The overall importance of the DAo is still under-recognized in the MFS population, but it may increase in the future owing to the progress to prevent type A dissection by more aggressive prophylactic surgery in recent years [5]. Several studies have shown the protective character of angiotensin-II-inhibitors to avoid rapid progressive aortic dilatation and dissection [36, 38]. However, it remains unclear why there is a discrepancy in evolution between the aortic root and DAo diameter in our patient cohort. One important aspect in this context is the fact that multiple FBN1-mutations have been identified so far, which result in various phenotypes and thus, in unpredictable genotype-phenotype correlation [2]. The MFS population consists of a rather heterogeneous group of individuals who seem to have individual risks for dissection.
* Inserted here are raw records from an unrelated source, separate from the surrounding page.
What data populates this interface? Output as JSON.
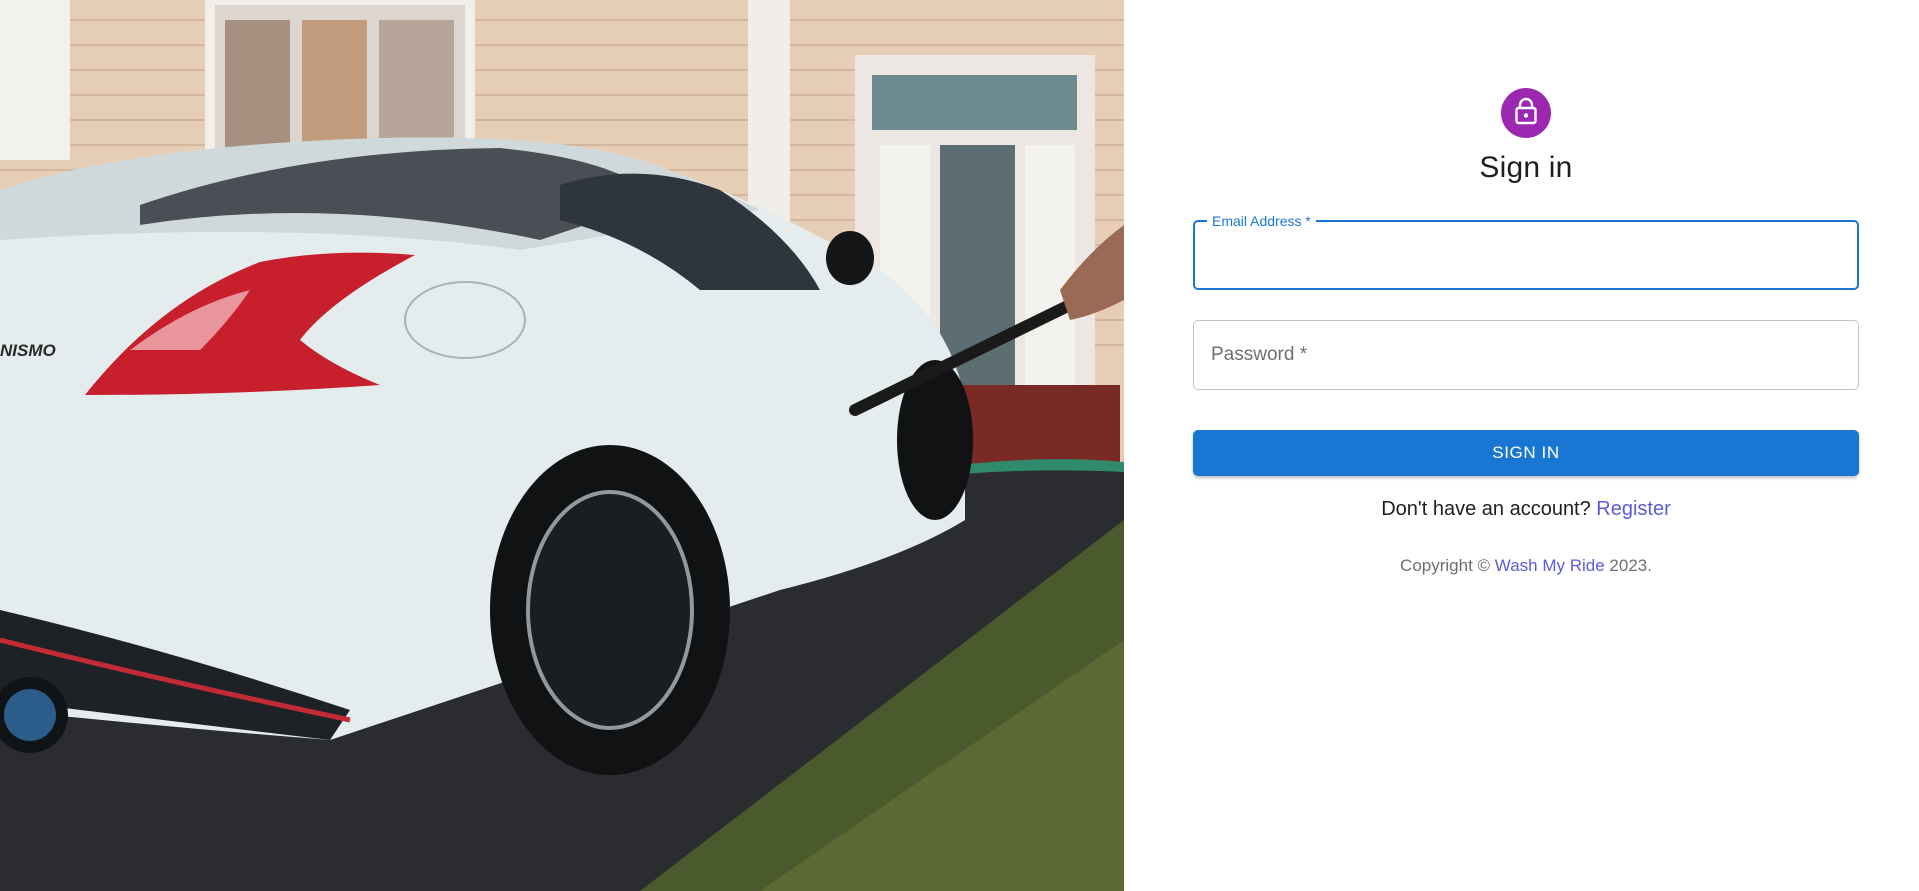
{
  "colors": {
    "avatar_bg": "#9c27b0",
    "primary": "#1976d2",
    "link": "#5b5bdc"
  },
  "hero": {
    "image_name": "car-wash-hero-image",
    "badge_text": "NISMO"
  },
  "form": {
    "icon": "lock-icon",
    "title": "Sign in",
    "email": {
      "label": "Email Address",
      "required_mark": " *",
      "value": ""
    },
    "password": {
      "label": "Password",
      "required_mark": " *",
      "value": ""
    },
    "submit_label": "Sign In",
    "register_prompt": "Don't have an account? ",
    "register_link": "Register"
  },
  "footer": {
    "copyright_prefix": "Copyright © ",
    "brand_link": "Wash My Ride",
    "copyright_suffix": " 2023."
  }
}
This is also evident in a pair of siblings in our MFS cohort shown in Figs. 4 and 5. There seem to be patients with the typical AAo pattern and patients with combined AAo and DAo abnormalities; however, in our cohort, most of the patients had a predominant DAo pathology.
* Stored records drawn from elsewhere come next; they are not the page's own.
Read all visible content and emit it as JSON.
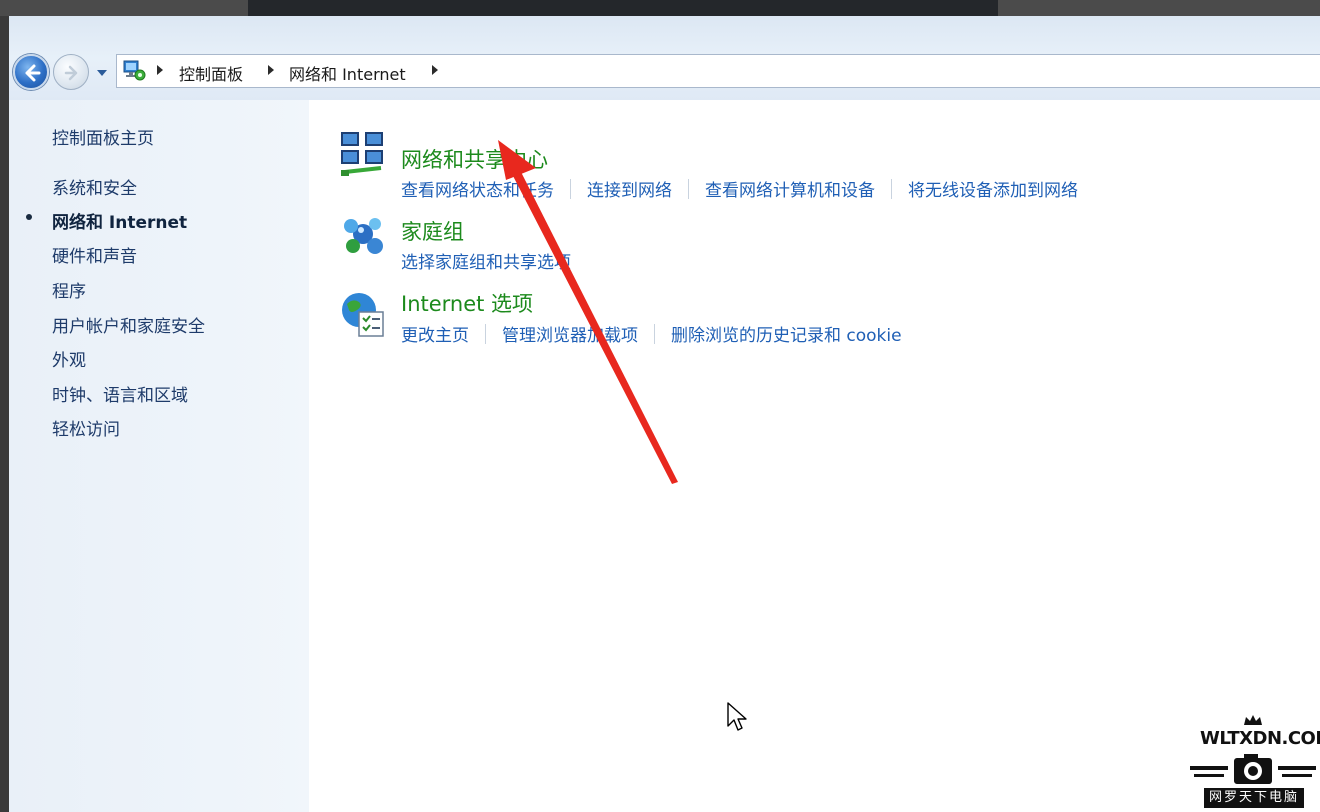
{
  "breadcrumbs": [
    "控制面板",
    "网络和 Internet"
  ],
  "sidebar": {
    "home": "控制面板主页",
    "items": [
      {
        "label": "系统和安全",
        "current": false
      },
      {
        "label": "网络和 Internet",
        "current": true
      },
      {
        "label": "硬件和声音",
        "current": false
      },
      {
        "label": "程序",
        "current": false
      },
      {
        "label": "用户帐户和家庭安全",
        "current": false
      },
      {
        "label": "外观",
        "current": false
      },
      {
        "label": "时钟、语言和区域",
        "current": false
      },
      {
        "label": "轻松访问",
        "current": false
      }
    ]
  },
  "categories": [
    {
      "title": "网络和共享中心",
      "icon": "network-sharing-center-icon",
      "links": [
        "查看网络状态和任务",
        "连接到网络",
        "查看网络计算机和设备",
        "将无线设备添加到网络"
      ]
    },
    {
      "title": "家庭组",
      "icon": "homegroup-icon",
      "links": [
        "选择家庭组和共享选项"
      ]
    },
    {
      "title": "Internet 选项",
      "icon": "internet-options-icon",
      "links": [
        "更改主页",
        "管理浏览器加载项",
        "删除浏览的历史记录和 cookie"
      ]
    }
  ],
  "colors": {
    "category_title": "#1c8a1c",
    "link": "#1f5fb5",
    "sidebar_bg": "#eef4fa",
    "annotation_arrow": "#e8281e"
  },
  "watermark": {
    "title": "WLTXDN.COM",
    "subtitle": "网罗天下电脑"
  }
}
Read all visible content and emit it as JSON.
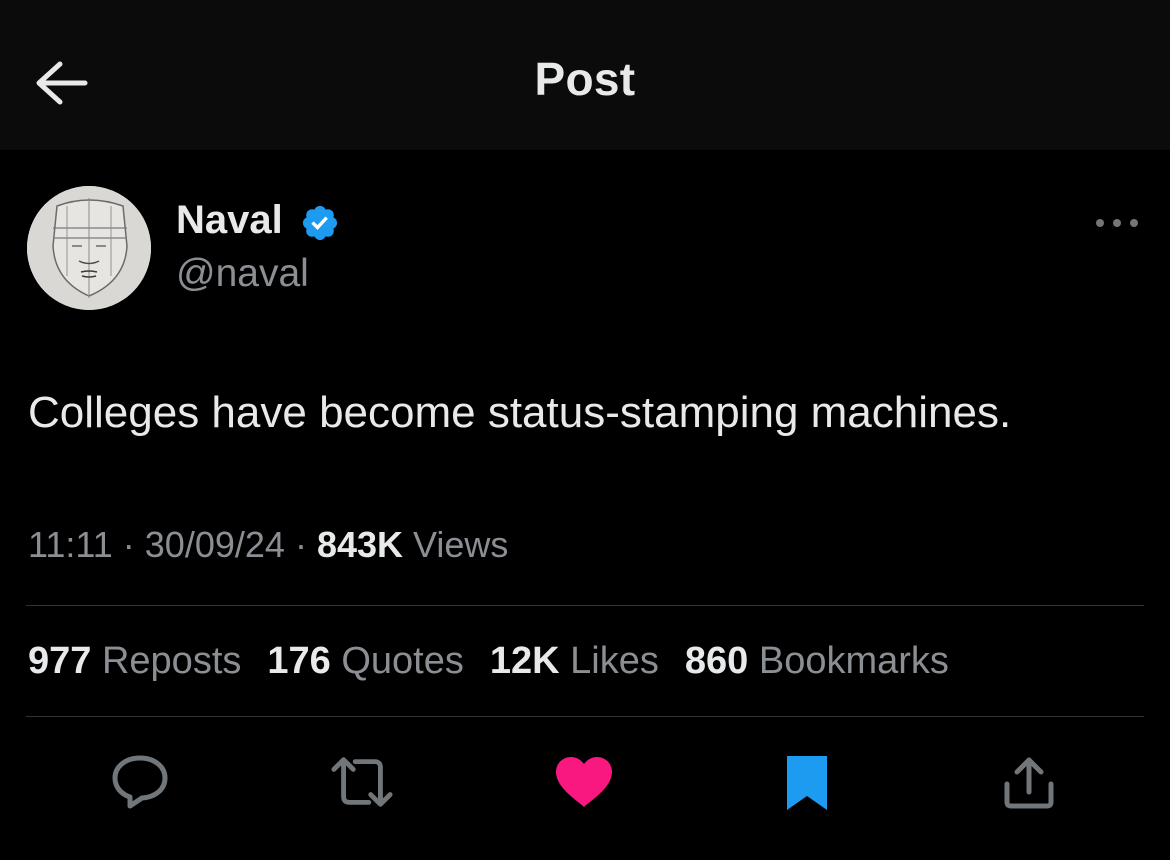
{
  "header": {
    "title": "Post",
    "back_icon": "arrow-left-icon"
  },
  "author": {
    "name": "Naval",
    "handle": "@naval",
    "verified": true,
    "verified_color": "#1d9bf0"
  },
  "post": {
    "text": "Colleges have become status-stamping machines.",
    "time": "11:11",
    "date": "30/09/24",
    "views_count": "843K",
    "views_label": "Views",
    "separator": "·"
  },
  "stats": [
    {
      "count": "977",
      "label": "Reposts"
    },
    {
      "count": "176",
      "label": "Quotes"
    },
    {
      "count": "12K",
      "label": "Likes"
    },
    {
      "count": "860",
      "label": "Bookmarks"
    }
  ],
  "actions": {
    "reply_icon": "reply-icon",
    "repost_icon": "repost-icon",
    "like_icon": "heart-icon",
    "like_active": true,
    "like_color": "#f91880",
    "bookmark_icon": "bookmark-icon",
    "bookmark_active": true,
    "bookmark_color": "#1d9bf0",
    "share_icon": "share-icon"
  }
}
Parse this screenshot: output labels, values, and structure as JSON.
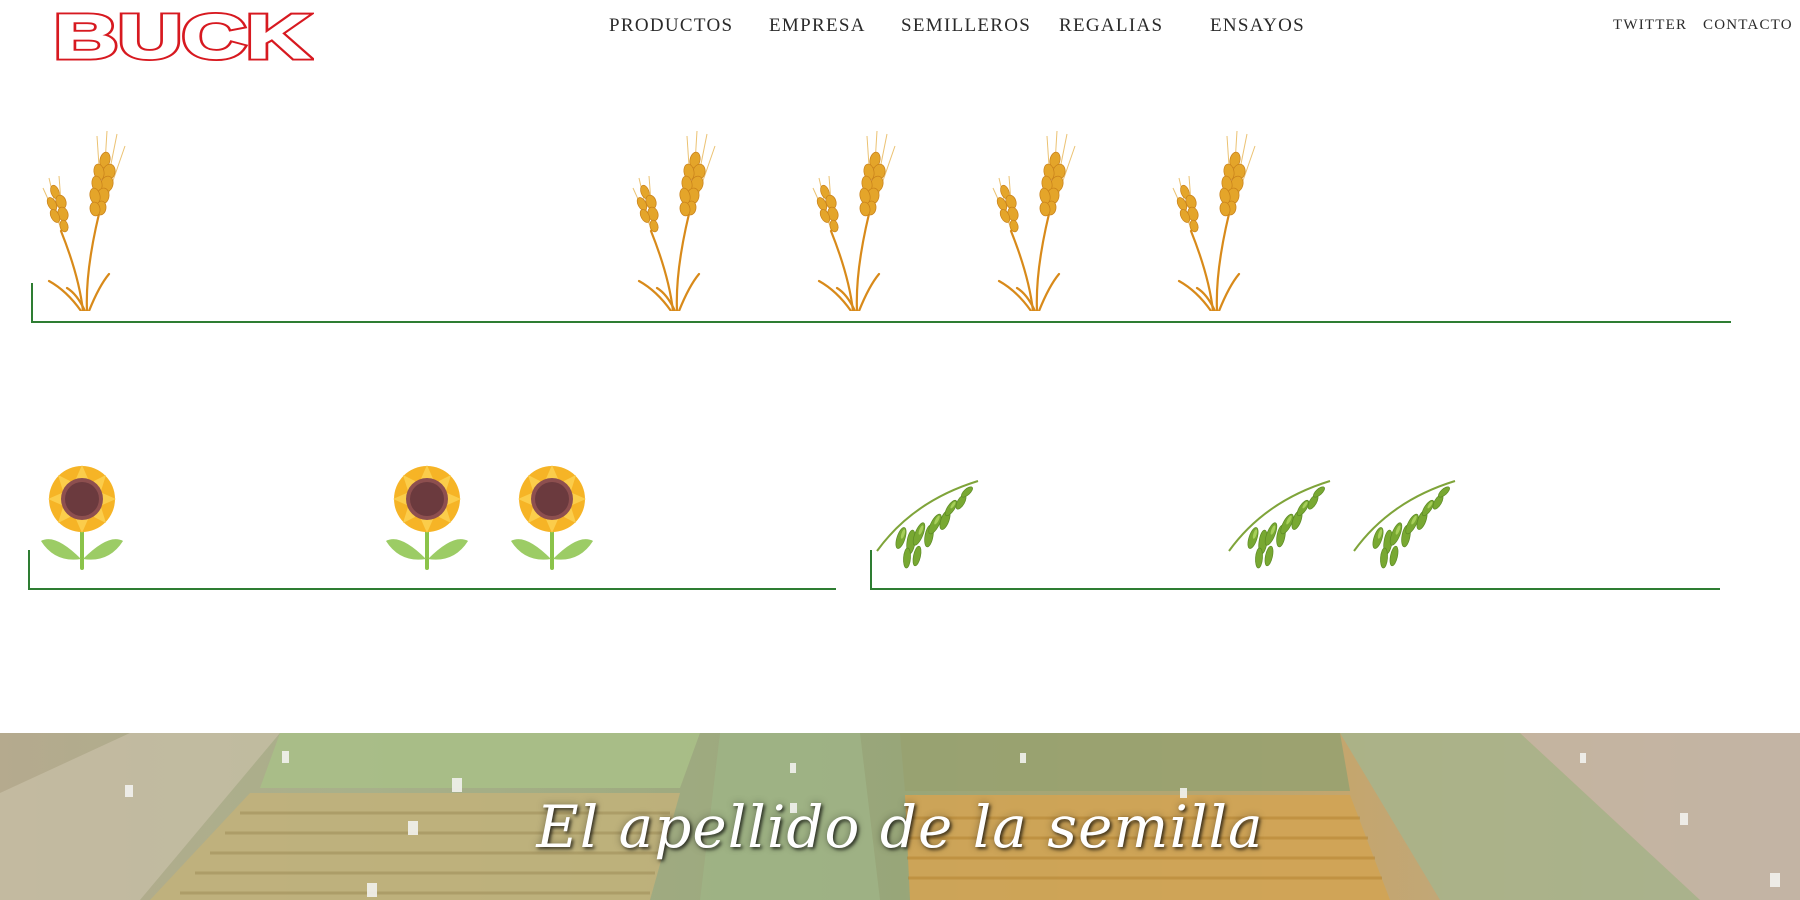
{
  "brand": {
    "logo_text": "BUCK",
    "color": "#d71920"
  },
  "nav": {
    "items": [
      {
        "label": "PRODUCTOS"
      },
      {
        "label": "EMPRESA"
      },
      {
        "label": "SEMILLEROS"
      },
      {
        "label": "REGALIAS"
      },
      {
        "label": "ENSAYOS"
      }
    ]
  },
  "social": {
    "twitter": "TWITTER",
    "contacto": "CONTACTO"
  },
  "crops": {
    "wheat": {
      "icon": "wheat-icon",
      "count": 5,
      "accent": "#e1a52a"
    },
    "sunflower": {
      "icon": "sunflower-icon",
      "count": 3,
      "accent": "#f8c13a"
    },
    "oat": {
      "icon": "oat-icon",
      "count": 3,
      "accent": "#6f9c2d"
    }
  },
  "colors": {
    "shelf_line": "#2e7d32"
  },
  "hero": {
    "tagline": "El apellido de la semilla"
  }
}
Our findings suggest that elevated helical and vortical flow patterns above grade 2 and concomitant low segmental WSS below 0.5 N/m2 may mark a threshold that could place a patient at higher risk of progressive disease and early dissection.

Limitations of our study include the small patient cohort and the age difference between patients and controls. We know that peak systolic velocity and WSS decrease with increasing age [39]. Therefore, we chose the youngest available volunteer group (19–29 years) as a reference cohort to account for sensitivity to age. Age-matched healthy volunteers were not available due to IRB restrictions. However, since WSS is derived from velocity and that we did not find significant differences in maximum velocity between patients and controls, our WSS results might indeed reflect disease-related alterations, independent of the age difference between the 2 populations. The excellent interobserver-agreement also supports the robustness of the 3D WSS calculation. Despite manually drawn regions of interest for WSS and peak systolic velocity assessment, only minor inter-operator disagreements concerning the anatomic borders occurred. Differences in field strength (1.5 vs 3 T) did not have an impact on image quality and further flow assessment.
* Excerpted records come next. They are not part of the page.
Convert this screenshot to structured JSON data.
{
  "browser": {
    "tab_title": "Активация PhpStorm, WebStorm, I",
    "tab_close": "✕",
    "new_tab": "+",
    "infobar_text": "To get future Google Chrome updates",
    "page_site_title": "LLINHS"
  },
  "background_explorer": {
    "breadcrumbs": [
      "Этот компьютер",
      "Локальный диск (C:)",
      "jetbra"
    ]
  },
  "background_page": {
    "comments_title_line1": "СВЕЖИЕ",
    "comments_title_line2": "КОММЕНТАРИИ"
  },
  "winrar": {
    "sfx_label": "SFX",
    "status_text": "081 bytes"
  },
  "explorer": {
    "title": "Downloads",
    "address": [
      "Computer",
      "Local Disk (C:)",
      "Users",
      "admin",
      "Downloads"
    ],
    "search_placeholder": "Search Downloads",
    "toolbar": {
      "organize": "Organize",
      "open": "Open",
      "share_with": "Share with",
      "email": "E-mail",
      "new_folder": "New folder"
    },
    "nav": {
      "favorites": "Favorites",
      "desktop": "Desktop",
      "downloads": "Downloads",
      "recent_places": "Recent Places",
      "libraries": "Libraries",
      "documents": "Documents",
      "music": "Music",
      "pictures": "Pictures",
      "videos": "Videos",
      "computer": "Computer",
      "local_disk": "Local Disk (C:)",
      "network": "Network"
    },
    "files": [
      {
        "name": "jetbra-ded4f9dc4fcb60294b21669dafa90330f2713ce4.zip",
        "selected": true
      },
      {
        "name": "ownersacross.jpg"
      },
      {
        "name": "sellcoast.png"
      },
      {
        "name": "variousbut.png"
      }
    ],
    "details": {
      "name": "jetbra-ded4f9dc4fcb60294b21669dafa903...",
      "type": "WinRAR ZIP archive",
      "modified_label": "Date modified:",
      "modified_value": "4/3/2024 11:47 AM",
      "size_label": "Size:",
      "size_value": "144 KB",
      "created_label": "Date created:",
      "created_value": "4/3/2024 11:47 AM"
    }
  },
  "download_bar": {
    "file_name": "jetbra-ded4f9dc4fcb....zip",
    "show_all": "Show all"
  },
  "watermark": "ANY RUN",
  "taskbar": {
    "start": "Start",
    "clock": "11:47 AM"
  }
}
Our results are influenced by the antihypertensive medication which results in changes in cardiac output. Most of the patients had a considerable length growth during puberty between the baseline and follow-up examinations; this is another factor which has an impact on vascular size and the cardiovascular system. Therefore, it would be interesting to re-examine the full-grown patients in the critical period between the age of 20 and 30 years prior to the occurrence of dissections.

Conclusions

4D flow CMR in adolescent MFS patients showed overall stable aortic hemodynamics in a 3-year follow-up. However, we detected conspicuous changes in the proximal inner segment of the DAo in terms of diameter, flow and WSS. These abnormalities tend to become more manifest in the follow-up and are located at a critical site for type B aortic dissections.